Metin Göktepe aramızdan ayrılalı 19 yıl oldu. Metin Göktepe'nin ailesi, arkadaşları, gazeteciler ve sevenleri Atışalanı Esenler Kemer Mezarlığı'nda andı.
Bugün Metin Göktepe’nin katlinin 19. yılı. Metin’in arkadaşları her yıl olduğu gibi bugün Metin’in mezarı başında bir anma gerçekleştirecek.
Gerçek dergisinde gazeteciliğe başlayan Metin Göktepe, 7 Haziran 1995’te Evrensel gazetesinin kuruluşunda yer alarak çalışmaya başladı. 8 Ocak 1996 tarihine kadar gerçeğin peşini hiç bırakmadı.
Metin Göktepe, 8 Ocak 1996 tarihinde Ümraniye E Tipi Cezaevinde yaşamını yitiren Orhan Özen ile Rıza Boybaş’ın Alibeyköy’de yapılacak cenaze törenine ‘Mutlaka ben izlemeliyim arkadaşlar’ diyerek gitti.
Polis cenaze törenine saldırdı. Yoğun polis ablukasının olduğu Alibeyköy’de 500’ün üzerinde kişi gözaltına alındı. Metin’e sarı basın kartı soruldu ve Metin’in haberi takip etmesine engel olundu. Metin cenazeyi izlemek için ‘ısrar’ edince de Evrensel gazetesinde çalıştığı ‘öğrenildi.’
Gözaltına alınarak Eyüp Kapalı Spor Salonu’na götürüldü. Polisler tarafından öldürülünceye kadar dövüldü. Cansız bedeni, Spor Salonu’nun büfesinin yanına bırakıldı.

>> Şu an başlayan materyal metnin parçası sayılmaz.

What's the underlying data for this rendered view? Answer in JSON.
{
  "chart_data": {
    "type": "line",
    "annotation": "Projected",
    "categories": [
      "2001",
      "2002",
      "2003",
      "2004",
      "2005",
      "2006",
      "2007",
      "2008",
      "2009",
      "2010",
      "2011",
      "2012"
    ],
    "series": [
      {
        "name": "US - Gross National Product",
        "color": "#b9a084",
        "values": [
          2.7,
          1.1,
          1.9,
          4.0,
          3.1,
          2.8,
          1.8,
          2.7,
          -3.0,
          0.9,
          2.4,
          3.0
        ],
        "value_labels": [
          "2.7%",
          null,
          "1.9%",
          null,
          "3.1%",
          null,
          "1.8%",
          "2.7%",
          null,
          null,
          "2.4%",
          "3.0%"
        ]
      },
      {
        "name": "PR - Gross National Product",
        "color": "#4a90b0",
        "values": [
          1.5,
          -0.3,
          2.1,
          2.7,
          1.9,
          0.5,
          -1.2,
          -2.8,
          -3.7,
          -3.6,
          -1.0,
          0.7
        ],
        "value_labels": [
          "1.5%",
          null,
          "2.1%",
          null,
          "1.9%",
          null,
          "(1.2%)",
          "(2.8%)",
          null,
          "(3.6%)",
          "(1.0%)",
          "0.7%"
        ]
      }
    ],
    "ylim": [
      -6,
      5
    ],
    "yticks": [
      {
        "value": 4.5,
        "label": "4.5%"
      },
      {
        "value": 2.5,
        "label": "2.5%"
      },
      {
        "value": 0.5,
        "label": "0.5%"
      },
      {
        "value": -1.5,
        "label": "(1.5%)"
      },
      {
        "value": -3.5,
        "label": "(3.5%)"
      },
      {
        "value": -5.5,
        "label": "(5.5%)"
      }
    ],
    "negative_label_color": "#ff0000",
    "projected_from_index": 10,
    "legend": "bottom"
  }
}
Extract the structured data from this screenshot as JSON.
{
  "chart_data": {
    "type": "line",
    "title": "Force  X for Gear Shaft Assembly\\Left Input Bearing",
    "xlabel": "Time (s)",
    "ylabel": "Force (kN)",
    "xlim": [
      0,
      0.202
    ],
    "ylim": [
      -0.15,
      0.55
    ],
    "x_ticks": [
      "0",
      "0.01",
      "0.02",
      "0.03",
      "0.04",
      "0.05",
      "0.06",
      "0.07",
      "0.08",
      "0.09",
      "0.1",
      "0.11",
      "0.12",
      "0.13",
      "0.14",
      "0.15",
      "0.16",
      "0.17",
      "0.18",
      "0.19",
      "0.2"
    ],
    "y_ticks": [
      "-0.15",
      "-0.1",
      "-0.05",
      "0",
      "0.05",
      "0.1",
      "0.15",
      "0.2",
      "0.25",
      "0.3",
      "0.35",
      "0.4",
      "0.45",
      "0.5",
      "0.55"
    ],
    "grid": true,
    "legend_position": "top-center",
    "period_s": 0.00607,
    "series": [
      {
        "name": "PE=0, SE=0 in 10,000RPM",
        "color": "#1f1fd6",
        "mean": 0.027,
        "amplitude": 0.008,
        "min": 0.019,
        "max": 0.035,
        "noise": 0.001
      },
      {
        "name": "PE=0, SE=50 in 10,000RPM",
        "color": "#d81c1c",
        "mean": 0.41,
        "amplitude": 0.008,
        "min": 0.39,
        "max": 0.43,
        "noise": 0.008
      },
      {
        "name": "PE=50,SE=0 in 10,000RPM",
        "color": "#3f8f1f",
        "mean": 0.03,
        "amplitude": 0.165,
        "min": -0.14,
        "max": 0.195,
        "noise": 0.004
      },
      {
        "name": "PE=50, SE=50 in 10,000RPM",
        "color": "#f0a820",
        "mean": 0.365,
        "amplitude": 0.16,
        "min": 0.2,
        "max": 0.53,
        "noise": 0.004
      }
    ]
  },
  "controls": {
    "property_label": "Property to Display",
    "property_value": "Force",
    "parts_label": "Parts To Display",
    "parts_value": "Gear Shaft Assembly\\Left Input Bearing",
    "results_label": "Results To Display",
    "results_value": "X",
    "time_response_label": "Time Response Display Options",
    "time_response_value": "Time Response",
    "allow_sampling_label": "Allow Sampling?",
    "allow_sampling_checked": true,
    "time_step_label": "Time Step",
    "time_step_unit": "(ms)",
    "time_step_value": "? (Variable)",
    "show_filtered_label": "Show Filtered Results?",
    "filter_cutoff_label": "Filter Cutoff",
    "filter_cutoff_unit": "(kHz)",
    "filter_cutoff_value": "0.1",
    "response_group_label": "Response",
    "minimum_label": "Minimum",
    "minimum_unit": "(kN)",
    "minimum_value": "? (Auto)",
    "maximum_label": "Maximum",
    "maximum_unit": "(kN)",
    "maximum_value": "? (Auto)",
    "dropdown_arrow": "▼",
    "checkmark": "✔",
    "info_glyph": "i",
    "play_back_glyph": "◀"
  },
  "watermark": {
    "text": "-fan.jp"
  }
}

Fadime Ana ve Evrensel gazetesi takibi bırakmadı
Göktepe davasının sonucunda sadece 6 polis az bir ceza alarak mahkûm oldu. Emri verenler görevlerine devam ettiler. Ancak ilden ile sürülse de her türlü engelleme yapılsa da ‘mahkûmiyet kararı çıkan ilk gazeteci davası olarak basın tarihine geçti. Tabii ki Fadime Ana ve meslektaşlarının, Gazetesi Evrensel’in durdurak bilmeyen takibiyle.
Bu yürek susmayacak
Metin’in öldürüldüğünün anlaşıldığı ilk günün ardından Evrensel çalışanları, "Bu Yürek Susmayacak" başlıklı, ortak imzalı yazıda şöyle seslendiler katillere:
"Aramızda en çalışkanımız, en fedakarımız, en yüreklimiz olan Metin Göktepe'nin kaleminin yerde kalmayacağını, onun artık basamayacağı deklanşörün üzerine yeni parmakların uzanacağını, sesini kesmeye ve yıldırmaya çalıştığınız Türkiye halkının basındaki sesinin susmayacağını haykırıyoruz. (...) Biz Evrensel çalışanları ve basının diğer yürekli gazetecileri birer Metin Göktepe'dir. Ellerinizdeki kan nasılsa artık saklanmıyor; Metin Göktepeler gibi gün ışığında ve ortada. Prometheus kendi küllerinden doğar, kimsenin gücü onu yok etmeye ve susturmaya yetmez".